2,4-D , a component of the infamous Vietnam-era defoliant Agent Orange, has been linked to serious illnesses like Parkinson’s disease, non-Hodgkin’s lymphoma and reproductive problems, and glyphosate was recently classified as a “probable human carcinogen” by the World Health Organization’s International Agency for Research on Cancer. EPA approved Enlist Duo to address the epidemic of glyphosate-resistant super weeds that now infest tens of millions of acres of U.S. farmland as a result of overuse of glyphosate—the active ingredient in Monsanto’s Roundup and a probable carcinogen—on crops genetically engineered to resist glyphosate’s effects. Dow Chemical has introduced 2,4-D resistant crops to as a quick fix to the problem, allowing farmers to douse their fields with both 2,4-D and glyphosate to kill these herbicide resistant weeds. Independent and U.S. Department of Agriculture scientists, however, predict that the Enlist Duo “crop system” will only foster expanded weed resistance to the pesticides2,4-D in addition to glyphosate, continuing the GE crop pesticide treadmill. 2,4-D is known to drift for miles, posing a serious threat to crops and farmers’ livelihoods.
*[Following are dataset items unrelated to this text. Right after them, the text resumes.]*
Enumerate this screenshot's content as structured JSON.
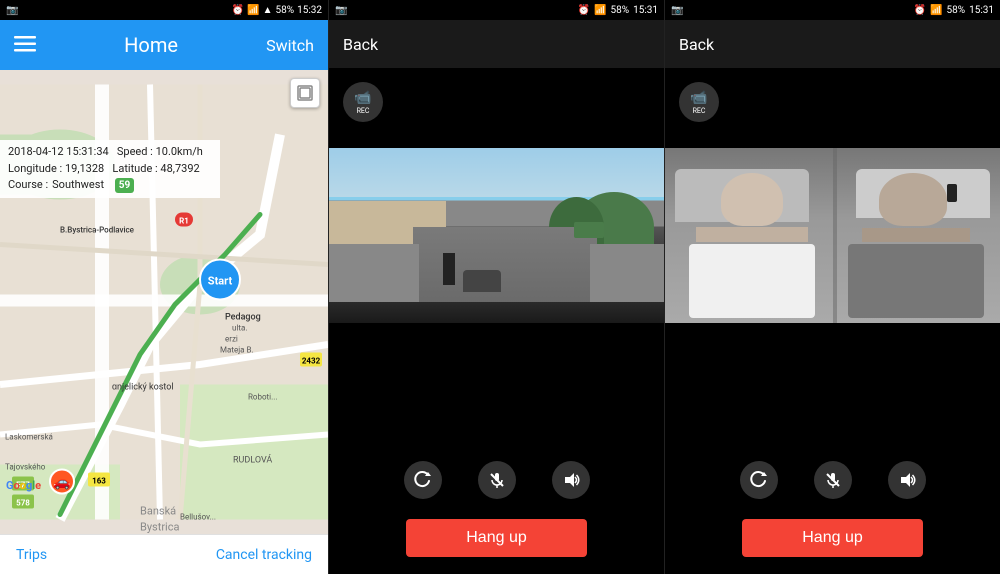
{
  "panel_map": {
    "status_bar": {
      "left_icon": "☰",
      "camera_icon": "📷",
      "time": "15:32",
      "battery": "58%",
      "signal_icons": "📶"
    },
    "top_bar": {
      "menu_label": "≡",
      "title": "Home",
      "switch_label": "Switch"
    },
    "info": {
      "datetime": "2018-04-12  15:31:34",
      "speed_label": "Speed :",
      "speed_value": "10.0km/h",
      "longitude_label": "Longitude :",
      "longitude_value": "19,1328",
      "latitude_label": "Latitude :",
      "latitude_value": "48,7392",
      "course_label": "Course :",
      "course_value": "Southwest",
      "speed_badge": "59"
    },
    "bottom_bar": {
      "trips_label": "Trips",
      "cancel_label": "Cancel tracking"
    }
  },
  "panel_camera_front": {
    "status_bar": {
      "camera_icon": "📷",
      "time": "15:31",
      "battery": "58%"
    },
    "top_bar": {
      "back_label": "Back"
    },
    "rec_label": "REC",
    "controls": {
      "rotate_icon": "↻",
      "mute_icon": "🎤",
      "volume_icon": "🔊"
    },
    "hang_up_label": "Hang up"
  },
  "panel_camera_interior": {
    "status_bar": {
      "camera_icon": "📷",
      "time": "15:31",
      "battery": "58%"
    },
    "top_bar": {
      "back_label": "Back"
    },
    "rec_label": "REC",
    "controls": {
      "rotate_icon": "↻",
      "mute_icon": "🎤",
      "volume_icon": "🔊"
    },
    "hang_up_label": "Hang up"
  },
  "colors": {
    "accent_blue": "#2196F3",
    "hang_up_red": "#F44336",
    "status_green": "#4CAF50",
    "dark_bg": "#000000",
    "panel_bg": "#1a1a1a"
  }
}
“The lack of oversight by federal agencies is outrageous,” said Marcia Ishii-Eiteman, PhD, senior scientist at Pesticide Action Network and one of the plaintiffs. “EPA has ignored the threats to the health of rural communities and the livelihoods of farmers who rely on the agency for protection. Instead, EPA gave the greenlight to allow a dramatic increase in the use of the hazardous and volatile chemical, 2,4-D.”
“With the expanded use of 2,4-D on GE crops, EPA ensures that the nation’s farmers remain on a pesticide treadmill, subject to an increasing reliance on more and more toxic chemicals,” said Jay Feldman, executive director at Beyond Pesticides.
“EPA’s reckless approval this dangerous pesticide cocktail puts hundreds of our nation’s most imperiled animals, like the majestic whooping crane, in harm’s way,” said Lori Ann Burd, environmental health director at the Center for Biological Diverstiy. “EPA has left us with no choice but to go to court to stop this dangerous product from being sprayed across the American heartland.”
EPA’s assessment identified risks to endangered species like the whooping crane, gray wolf, and Indiana bat through consumption of prey contaminated with the toxic chemical. EPA violated both the Federal Insecticide, Fungicide, and Rodenticide Act (FIFRA) and the ESA. Under the ESA, EPA is required consult with the expert wildlife agency, the Fish and Wildlife Service, to address these risks but EPA refused to do so.